Vera había consentido en todo lo demás. Había consentido en posar sus manos sobre sus nalgas, mientras él se hundía lentamente en su cuerpo, como la arena se hunde en una de las partes de un reloj de arena, para resurgir al cabo de un instante en la otra parte, el mismo montón, la misma arena, el mismo olor y tacto y sabor. Malevik descargaba dentro de ella lo que ella le trasmitía con sus jadeos, pues Vera también había consentido que Malevik presintiera su agonía, comprendiera que su cuerpo funcionaba de un modo misterioso y pausado, hasta que él, un pobre muchacho, lo encendía en llamas y lo hacía quebrarse como una roca al recibir un golpe certero de un pico, estallar como un volcán desconocido, sobre el que se había formado un lago. Vera había consentido en que él adivinara lo que nunca nadie debía adivinar: los mecanismos que mueven las mareas, los porqués y el silencio de las respuestas que no existen. Todo eso era más de lo que Vera había pensado que debía permitir a alguien, incluso allí, incluso en ese lugar y esas condiciones, donde la supervivencia diaria y el miedo imponían sus propias normas. Y Malevik, ese pobre muchacho cuyo destino era tan distinto al de ella, sabía bien lo que Vera podía ganar o perder al permitir que alguien como él se sumiera de ese modo en su propia existencia. Nadie se baña en un río sin mojarse, se repetía muchas veces Malevik, y ese pensamiento le aliviaba. Cuando fueran a pedirle cuentas no podría esgrimir una patética ignorancia.
¿Pedirle cuentas? No. No había tiempo para eso. Los verdugos tenían mucho trabajo. El juez no iba a perder ni un minuto con ellos. Vera sobornó al médico. Malevik no podía saber nada. Tenía hacerlo por la noche, después de estar juntos. Lo primero el niño, ese pobre niño que nunca iba a nacer. Lo segundo conseguir el veneno. A poder ser algún tipo de pastilla. Algo que fuera rápido y poco doloroso. Después, finalmente, cuando Malevik ya no pudiera impedírselo, sus muñecas, un corte preciso y silencioso, y luego ir cerrando los ojos lentamente, mientras la sangre manchaba la cama. Aquello sería fácil. Vera se paró un momento frente al pabellón de los soldados y respiró profundamente. Era una noche no demasiado fría, pero pese a todo se frotó las manos al quitarse los guantes. Luego, pensándoselo mejor, retrocedió unos pasos y arrojó los guantes al suelo, junto al sendero. Estaban viejos, pero a alguien le vendrían muy bien.  Tenía que darse prisa. Todo tenía que suceder antes del recuento de primera hora.
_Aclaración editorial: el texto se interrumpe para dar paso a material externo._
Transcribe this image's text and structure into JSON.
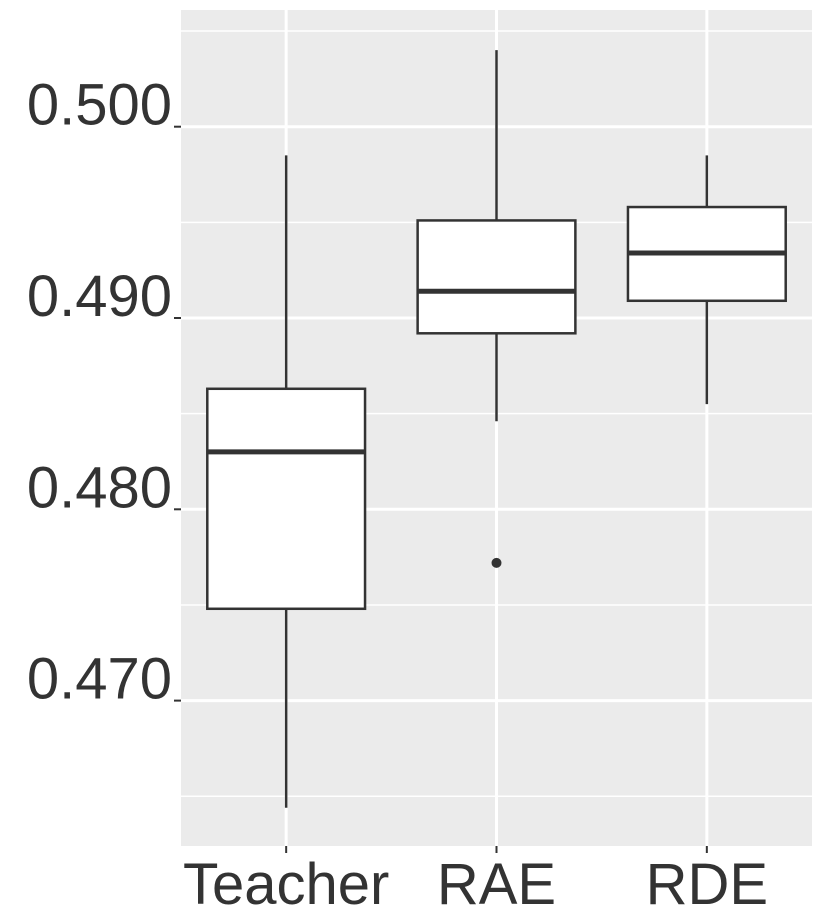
{
  "chart_data": {
    "type": "boxplot",
    "title": "",
    "xlabel": "",
    "ylabel": "",
    "categories": [
      "Teacher",
      "RAE",
      "RDE"
    ],
    "boxes": [
      {
        "category": "Teacher",
        "whisker_low": 0.4644,
        "q1": 0.4748,
        "median": 0.483,
        "q3": 0.4863,
        "whisker_high": 0.4985,
        "outliers": []
      },
      {
        "category": "RAE",
        "whisker_low": 0.4846,
        "q1": 0.4892,
        "median": 0.4914,
        "q3": 0.4951,
        "whisker_high": 0.504,
        "outliers": [
          0.4772
        ]
      },
      {
        "category": "RDE",
        "whisker_low": 0.4855,
        "q1": 0.4909,
        "median": 0.4934,
        "q3": 0.4958,
        "whisker_high": 0.4985,
        "outliers": []
      }
    ],
    "yticks": [
      0.47,
      0.48,
      0.49,
      0.5
    ],
    "ytick_labels": [
      "0.470",
      "0.480",
      "0.490",
      "0.500"
    ],
    "ylim": [
      0.4624,
      0.5061
    ],
    "grid": true,
    "colors": {
      "panel": "#EBEBEB",
      "grid": "#FFFFFF",
      "box_fill": "#FFFFFF",
      "box_line": "#333333",
      "text": "#333333"
    }
  }
}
¿Le hablaría? ¿Le confesaría la verdad, llegado el momento? ¿Tendría el valor de enfrentarse a sus ojos cerrados? Sí. Aquello era algo que debía sopesar con calma. Vera podía hablar. Podía decir “amor mío”, “no te dolerá”, “lo siento”. Podía buscar palabras y susurrárselas en su oído cerrado. Pero no lo haría. Podía hacerlo. No quería hacerlo…
Todo empezó en silencio y todo acabará en silencio, como dos extraños…
Vera entró en el pequeño dormitorio y se tendió sobre la cama. Aún faltaban unos minutos para el cambio de guardia. Colocó sus manos sobre su vientre. Luego las retiró con violencia. Se cubrió entonces con la sábana y la manta. Se tapo entera, la cabeza también. Eso siempre le recordaba sus juegos con su hermana en la cama de sus padres, hace muchos años. Escuchó unos pasos y levantó la cabeza. Alguien rió al otro lado de la puerta.